Cross-Talk Between Antigen Presenting Cells and T Cells Impacts Intestinal Homeostasis, Bacterial Infections, and Tumorigenesis

Abstract

Innate immunity is maintained in part by antigen presenting cells (APCs) including dendritic cells, macrophages, and B cells. APCs interact with T cells to link innate and adaptive immune responses. By displaying bacterial and tumorigenic antigens on their surface via major histocompatibility complexes, APCs can directly influence the differentiation of T cells. Likewise, T cell activation, differentiation, and effector functions are modulated by APCs utilizing multiple mechanisms. The objective of this review is to describe how APCs interact with and influence the activation of T cells to maintain innate immunity during exposure to microbial infection and malignant cells. How bacteria and cancer cells take advantage of some of these interactions for their own benefit will also be discussed. While this review will cover a broad range of topics, a general focus will be held around pathogens, cancers, and interactions that typically occur within the gastrointestinal tract.
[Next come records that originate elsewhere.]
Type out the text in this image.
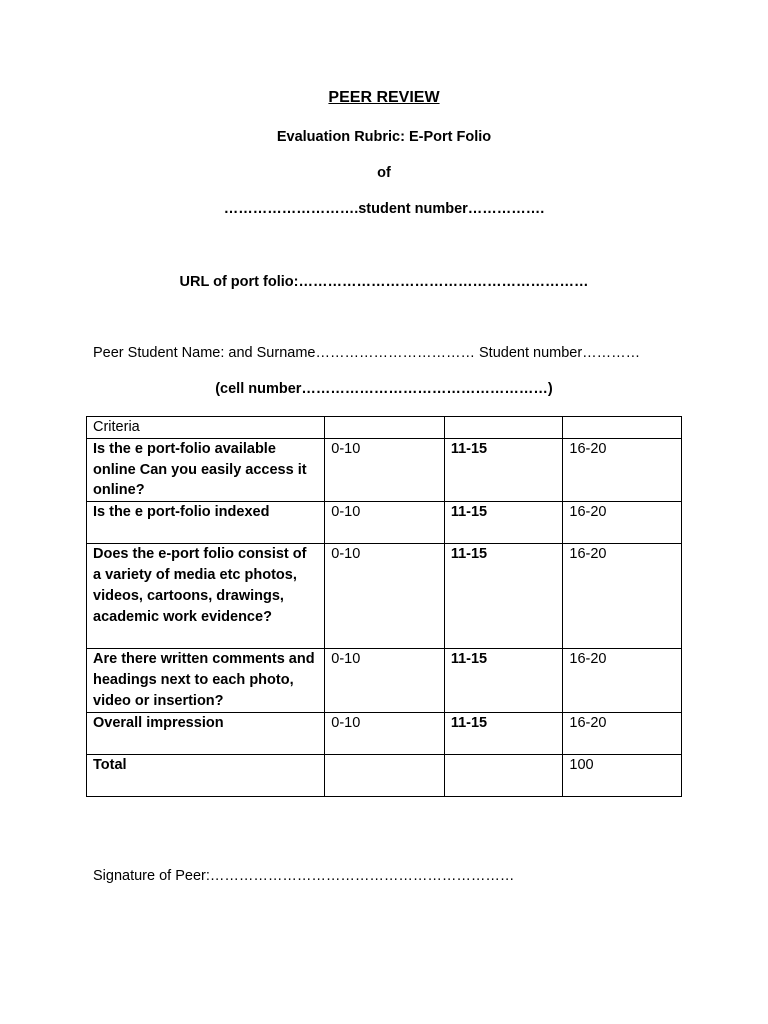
PEER REVIEW
Evaluation Rubric: E-Port Folio
of
……………………….student number…………….
URL of port folio:……………………………………………………
Peer Student Name: and Surname…………………………… Student number…………
(cell number……………………………………………)
Criteria			
Is the e port-folio available online Can you easily access it online?	0-10	11-15	16-20
Is the e port-folio indexed	0-10	11-15	16-20
Does the e-port folio consist of a variety of media etc photos, videos, cartoons, drawings, academic work evidence?	0-10	11-15	16-20
Are there written comments and headings next to each photo, video or insertion?	0-10	11-15	16-20
Overall impression	0-10	11-15	16-20
Total			100
Signature of Peer:………………………………………………………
Keywords: APC; CRC; PAMP; SCFA; SFB; TLR.

Figure 1

Overview of innate immune interactions under homeostasis and dysbiosis. In healthy individuals, the commensal microbiota secretes products, including SCFAs such as butyrate, that act on DCs to maintain a commensal-tolerant immune system. The presence of commensal microbes has also been associated with an increased presence of T_h17 cells. Also, ILCs secrete cytokines to alter T cell function to maintain homeostasis. When dysbiosis is induced by bacterial pathogens such as S. Typhimurium, microbiota composition changes and mucus secretion increases. S. Typhimurium infection occurs via transcytosis by M cells into Peyer's patches where the bacterium can travel through lymphatic vessels to the MLN. To mount an immune response, S. Typhimurium antigens such as flagellin monomers are detected by TLR5 of DCs. DCs then produce IL-23 which promotes the release of IL-17 by memory T cells. IL-17 stimulates the differentiation of naïve CD4⁺ T cells into T_h17 cells. Likewise, TLR9 and NOD2 receptors are activated within Paneth cells to upregulate the secretion of AMPs.

Figure 2

CRC altered microbiota-dependent innate immune signaling facilitates tumorigenesis. The intestinal microbiota changes with the progression of CRC. For instance, increased levels of F. nucleatum have been associated with increased severity of CRC. CRC cells also display a “leaky” epithelial layer which allows for the entrance of microbial products into the tumor microenvironment. These products activate TLR signaling by DCs. IL-23 is then secreted by DCs to promote the secretion of IL-17A by T_h17 cells. IL-17A, in turn, is associated with angiogenesis.